もう1つ、これに関連してですが、加瀬先生が言っていたことで、こんな話がありました。「日本の大学は今任期制を取り始めているが、多くの大学は3年の任期制ということを言っている。だが、あれは非常によくない制度だと思う。大学教授の仕事というのは、探し始めてから1年ぐらいしないと見つからないものなので、自分がクビになるということは少なくとも1年以上前に知っておきたいのが教授の本音。となると、3年の任期では1年目はその学校のやり方に慣れるので必死、2年目は軌道に乗ってきて成果が出せるようになるが、3年目は次の職探しで頭がいっぱいになって仕事が手に付かなくなってしまう。となると、3年任期制で実際にフルに働けるのは1年だけということになる。あれはとても非効率だと思う」

例えば、我々社員のように「雇用の保障」がされたうえで、当該ポストの任期が3年ということならまだ分かるのですが、大学教授の仕事は特に年単位のサイクルで動くプログラムの場合、慣れるのだけで1〜2年かかるわけですから、やはり評価/報酬のサイクルを回すという点からすれば、ある程度の長期雇用を前提としなければ成り立たない気がします。
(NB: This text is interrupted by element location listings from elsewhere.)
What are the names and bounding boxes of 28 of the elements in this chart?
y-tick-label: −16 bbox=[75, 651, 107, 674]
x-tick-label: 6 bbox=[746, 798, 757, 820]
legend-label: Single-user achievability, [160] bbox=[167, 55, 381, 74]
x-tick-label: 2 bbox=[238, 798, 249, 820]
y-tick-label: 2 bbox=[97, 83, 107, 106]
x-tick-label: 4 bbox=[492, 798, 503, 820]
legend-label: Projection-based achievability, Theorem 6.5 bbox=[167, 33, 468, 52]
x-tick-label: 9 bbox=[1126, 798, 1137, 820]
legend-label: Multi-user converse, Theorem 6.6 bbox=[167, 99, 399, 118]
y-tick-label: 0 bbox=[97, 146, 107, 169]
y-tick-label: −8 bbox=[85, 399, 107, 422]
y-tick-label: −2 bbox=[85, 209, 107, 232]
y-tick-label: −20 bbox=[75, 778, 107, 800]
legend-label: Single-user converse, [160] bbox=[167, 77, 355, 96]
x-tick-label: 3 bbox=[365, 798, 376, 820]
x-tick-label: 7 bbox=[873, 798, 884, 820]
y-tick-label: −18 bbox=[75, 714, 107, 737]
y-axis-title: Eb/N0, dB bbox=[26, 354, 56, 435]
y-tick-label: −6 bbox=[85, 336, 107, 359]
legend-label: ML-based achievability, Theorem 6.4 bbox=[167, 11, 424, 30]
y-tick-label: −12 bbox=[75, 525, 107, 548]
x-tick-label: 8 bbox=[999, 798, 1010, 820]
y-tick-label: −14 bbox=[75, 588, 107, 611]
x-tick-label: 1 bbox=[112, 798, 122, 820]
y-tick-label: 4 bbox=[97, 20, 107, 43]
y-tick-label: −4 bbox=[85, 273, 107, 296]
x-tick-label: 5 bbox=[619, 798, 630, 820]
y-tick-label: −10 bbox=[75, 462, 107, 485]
となると、ある程度長期の雇用を保障する代わりに固定給部分を少なめにして、教育や研究活動に対する成果給の部分を大きくするのが合理的ということになりますが、とはいえあまりにも極端な「成果給」型報酬体系を取ると、それはそれで長期的なコミットメントを阻害しそうな気もします。結局教授というポストの人にそれぞれのビジネススクールが何を求めるのか、ということを明確にして雇うことが必要なのでしょう。今のところ、「教授の報酬」というテーマで感じているのはそんなことです。